Drat. That was not how I meant to start. It’s official, I’m no good at telling stories. But this just my way of starting one, okay? And besides, what fun is it to get set down in the middle of a story with people you don’t know? So yeah, there’s something you probably didn’t about Anakin: he can’t cook. Neither can I, and I’m a girl for the love of Luthien.

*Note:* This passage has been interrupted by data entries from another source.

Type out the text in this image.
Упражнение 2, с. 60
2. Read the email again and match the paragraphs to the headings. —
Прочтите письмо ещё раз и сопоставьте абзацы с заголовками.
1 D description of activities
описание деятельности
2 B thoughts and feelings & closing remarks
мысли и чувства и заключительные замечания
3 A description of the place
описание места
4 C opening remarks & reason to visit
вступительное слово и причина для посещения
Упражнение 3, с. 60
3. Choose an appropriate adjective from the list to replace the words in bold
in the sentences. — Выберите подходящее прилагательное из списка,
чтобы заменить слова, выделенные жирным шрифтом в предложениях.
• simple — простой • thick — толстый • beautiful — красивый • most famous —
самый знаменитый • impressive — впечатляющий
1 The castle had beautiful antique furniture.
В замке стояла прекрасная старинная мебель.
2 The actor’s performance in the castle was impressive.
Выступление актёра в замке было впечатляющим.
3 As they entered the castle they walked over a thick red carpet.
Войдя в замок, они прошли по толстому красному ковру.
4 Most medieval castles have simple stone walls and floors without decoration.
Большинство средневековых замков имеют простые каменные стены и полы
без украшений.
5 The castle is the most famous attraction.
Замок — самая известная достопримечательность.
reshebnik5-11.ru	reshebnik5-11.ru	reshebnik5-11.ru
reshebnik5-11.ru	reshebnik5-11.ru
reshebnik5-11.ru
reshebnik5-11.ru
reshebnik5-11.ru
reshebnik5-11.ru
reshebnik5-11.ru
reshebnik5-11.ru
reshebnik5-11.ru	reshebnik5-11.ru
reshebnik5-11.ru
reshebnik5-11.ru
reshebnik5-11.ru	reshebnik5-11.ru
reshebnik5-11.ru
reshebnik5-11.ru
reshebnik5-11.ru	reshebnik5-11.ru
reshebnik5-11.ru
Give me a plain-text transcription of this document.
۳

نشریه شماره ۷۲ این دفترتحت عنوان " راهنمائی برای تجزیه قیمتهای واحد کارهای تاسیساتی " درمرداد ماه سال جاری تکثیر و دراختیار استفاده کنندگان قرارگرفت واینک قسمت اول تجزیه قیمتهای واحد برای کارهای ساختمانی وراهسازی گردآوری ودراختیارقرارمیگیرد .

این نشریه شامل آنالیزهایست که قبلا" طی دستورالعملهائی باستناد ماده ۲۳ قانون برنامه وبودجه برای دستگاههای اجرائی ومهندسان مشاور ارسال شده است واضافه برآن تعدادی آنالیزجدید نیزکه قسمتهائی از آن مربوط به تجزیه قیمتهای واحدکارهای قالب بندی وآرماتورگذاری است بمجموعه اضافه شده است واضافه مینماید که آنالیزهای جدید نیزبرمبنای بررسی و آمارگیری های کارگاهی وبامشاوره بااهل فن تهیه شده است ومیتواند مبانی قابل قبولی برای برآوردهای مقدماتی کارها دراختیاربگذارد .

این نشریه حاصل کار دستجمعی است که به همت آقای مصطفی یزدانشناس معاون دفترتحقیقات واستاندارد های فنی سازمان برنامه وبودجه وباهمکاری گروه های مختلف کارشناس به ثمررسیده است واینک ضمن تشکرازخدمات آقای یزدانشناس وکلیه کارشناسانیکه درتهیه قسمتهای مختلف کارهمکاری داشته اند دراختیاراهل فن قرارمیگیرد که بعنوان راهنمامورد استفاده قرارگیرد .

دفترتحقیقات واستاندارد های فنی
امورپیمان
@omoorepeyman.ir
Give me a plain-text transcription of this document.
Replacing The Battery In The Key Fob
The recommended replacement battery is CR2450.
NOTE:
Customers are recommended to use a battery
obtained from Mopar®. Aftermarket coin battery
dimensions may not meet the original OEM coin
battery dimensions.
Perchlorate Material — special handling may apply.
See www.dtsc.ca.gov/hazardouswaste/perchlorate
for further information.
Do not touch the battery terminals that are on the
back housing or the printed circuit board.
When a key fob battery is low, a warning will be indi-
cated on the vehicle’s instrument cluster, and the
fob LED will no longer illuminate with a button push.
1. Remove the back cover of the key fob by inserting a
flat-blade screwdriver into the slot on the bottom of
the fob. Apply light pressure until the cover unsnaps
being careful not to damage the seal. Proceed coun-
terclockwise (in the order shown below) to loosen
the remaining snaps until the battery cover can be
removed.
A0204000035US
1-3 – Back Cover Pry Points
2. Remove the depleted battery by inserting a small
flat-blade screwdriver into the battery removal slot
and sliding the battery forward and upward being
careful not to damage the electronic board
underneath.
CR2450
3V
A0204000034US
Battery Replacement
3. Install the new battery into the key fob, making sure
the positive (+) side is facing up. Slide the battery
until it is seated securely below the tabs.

I’ve rubbed shoulders with just about every creature in the universe. And those I haven’t, I’m probably related to, thanks to the Spirit Lords getting panicky when the war they planned ended in near genocide for nearly ten races. Good job, well done, you guys are geniuses. Jerks. Except Rayden, lord of fire and thunder, who I owe my life to. And then of course there’s Calypso, my godmother, my aunt, my eternal tormentor. But that’s another story.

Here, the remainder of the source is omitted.